2

My Goal:

I am trying to write an application in C++ where the user can ask for a a certain weather parameter over a certain date range and this program will find that information from the internet and write it out to a text file. So the user can ask for something like high temperature for every day between August 2, 2009 and August 10, 2009. The application will then spit out a text file something like this:

Month,    Date,    Year,    High
8         2        2009     80.3
8         3        2009     76.9
...
8         10       2009     68.4

I already have getting the webpages, parsing the HTML into meaningful values, and writing these values into a database (txt file) working. I also wrote a function

insert(std::iostream& database, Day day); //Day is a class I defined that contains all the weather information

that will find where this day belongs to stay in order, and insert it into the middle. I have tested this function and it works exactly like it should.

My Problem:

I am now trying to write a function that does this:

void updateDatabase(std::iostream& database, Day start, Day end)
{
    Day currentDay = start;
    while (currentDay.comesBefore(end))
    {
        if (currentDay.notInDatabase(database))
            insert(database, currentDay);
        currentDay = currentDay.nextDay();
    }
}

But unfortunately, the insert() function only works correctly if I call it once per program. If I try to call insert() twice in a row, (or three, or four, or five) only the last day will show up on my text file.
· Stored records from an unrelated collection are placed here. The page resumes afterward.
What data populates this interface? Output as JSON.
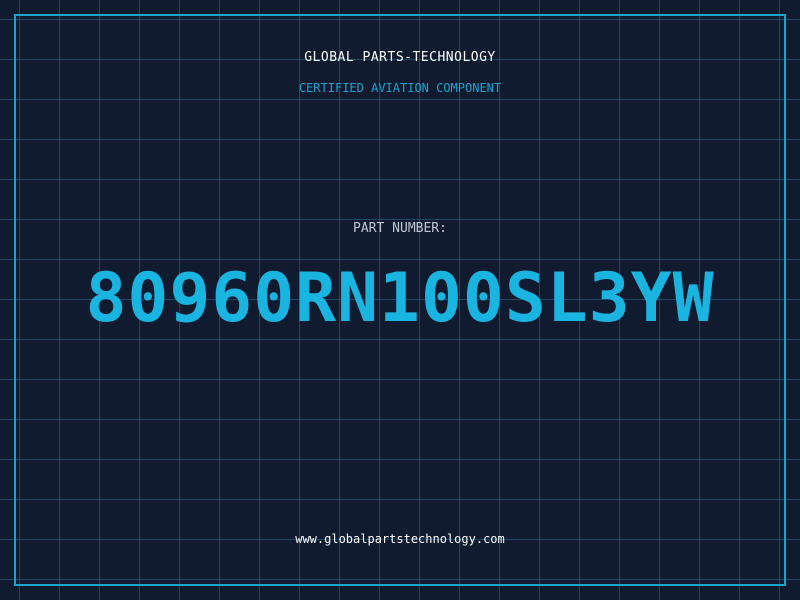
{
  "header": {
    "company": "GLOBAL PARTS-TECHNOLOGY",
    "tagline": "CERTIFIED AVIATION COMPONENT"
  },
  "part": {
    "label": "PART NUMBER:",
    "number": "80960RN100SL3YW"
  },
  "footer": {
    "website": "www.globalpartstechnology.com"
  },
  "colors": {
    "background": "#101b30",
    "accent": "#1aa3cf",
    "part_number": "#1ab4e0",
    "text": "#ffffff"
  }
}
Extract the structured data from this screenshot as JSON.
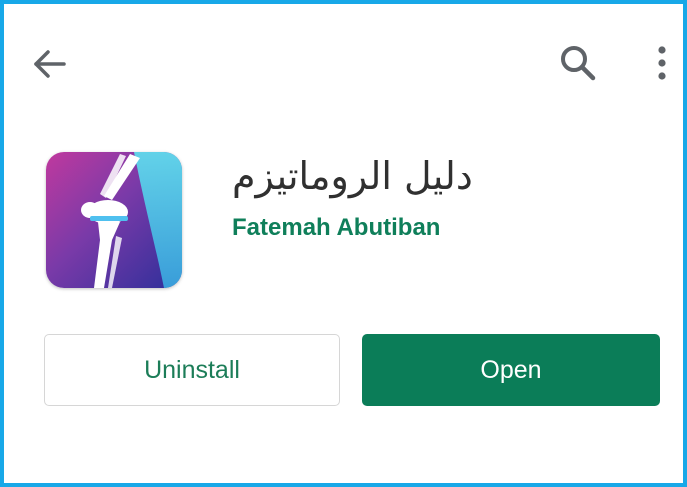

Here is the smallest possible amount of code that reproduces my problem but still runs.

#include <iostream>
#include <fstream>
#include <string>

const std::string FOLDER = "/Users/Jimmy/Desktop/WeatherApp/";
const std::string DATABASE_NAME = FOLDER + "database.txt";

class day
{
public:
    int date;
    int month;
    int year;
    bool comesBefore(int month, int date, int year);
    day(int month, int date, int year)
    {
        this->month = month;
        this->date = date;
        this->year = year;
    }
};

void writeToDatabase(std::iostream& file, day today, bool end = true);
void insertDay(std::iostream& file, day today);

int main()
{
    std::fstream database;

    database.open(DATABASE_NAME);
    if (database.fail())
    {
        std::cout << "Cannot find database.\n";
        exit(1);
    }

    day second(1, 2, 2000);
    insertDay(database, second);

    std::cout << "First day inserted. Press enter to insert second day.\n";
    std::cin.get();

    day third(1, 3, 2000);
    insertDay(database, third);

    std::cout << "Done!\n";
    return 0;
}

bool day::comesBefore(int month, int day, int year)
{
    if (this->year < year)
        return true;
    if (this->year > year)
        return false;
    //We can assume this->year == year.
    if (this->month < month)
        return true;
    if (this->month > month)
        return false;
    //We can also assume this->month == month
    return (this->date < day);
}

void writeToDatabase(std::iostream& file, day today, bool end)
{
    if (end) //Are we writing at the current cursor position or the end of the file?
        file.seekg(0, std::ios::end);
    file << today.month << '\t' << today.date << '\t' << today.year << '\n';
    return;
}

void insertDay(std::iostream& file, day today)
{
    //Clear flags, and set cursor at beggining
    file.clear();
    file.seekg(0, std::ios::beg);

    int date, month, year;
    long long positionToInsert = 0;

    while (!file.eof())
    {
        file >> month >> date >> year;
        //std::cout << month << date << year << '\n';
        if (today.comesBefore(month, date, year))
        {
            //We found the first day that comes after the day we are inserting
            //Now read backwards until we hit a newline character
            file.unget();
            char c = '\0';
            while (c != '\n')
            {
                file.unget();
                c = file.get();
                file.unget();
            }
            positionToInsert = file.tellg();
            break;
        }
    }

    if (file.eof())
    {
        //We hit the end of the file. The day we are inserting is after every day we have. Write at the end.
        file.clear();
        writeToDatabase(file, today);
        return;
    }

    file.clear();
    file.seekg(0, std::ios::beg);
    std::fstream tempFile;
    std::string tempFileName = FOLDER + "tempfile.txt";
    std::string terminalCommand = "> " + tempFileName;

    //Send the command "> /Users/Jimmy/Desktop/WeatherApp/tempfile.txt" to the terminal.
    //This will empty the file if it exists, and create it if it does not.
    system(terminalCommand.c_str());

    tempFile.open(tempFileName);
    if (tempFile.fail())
    {
        std::cout << "Failure!\n";
        exit(1);
    }

    int cursorPos = 0;
    while (cursorPos++ < positionToInsert)
    {
        char c = file.get();
        tempFile.put(c);
    }
    tempFile.put('\n'); //To keep the alignment right.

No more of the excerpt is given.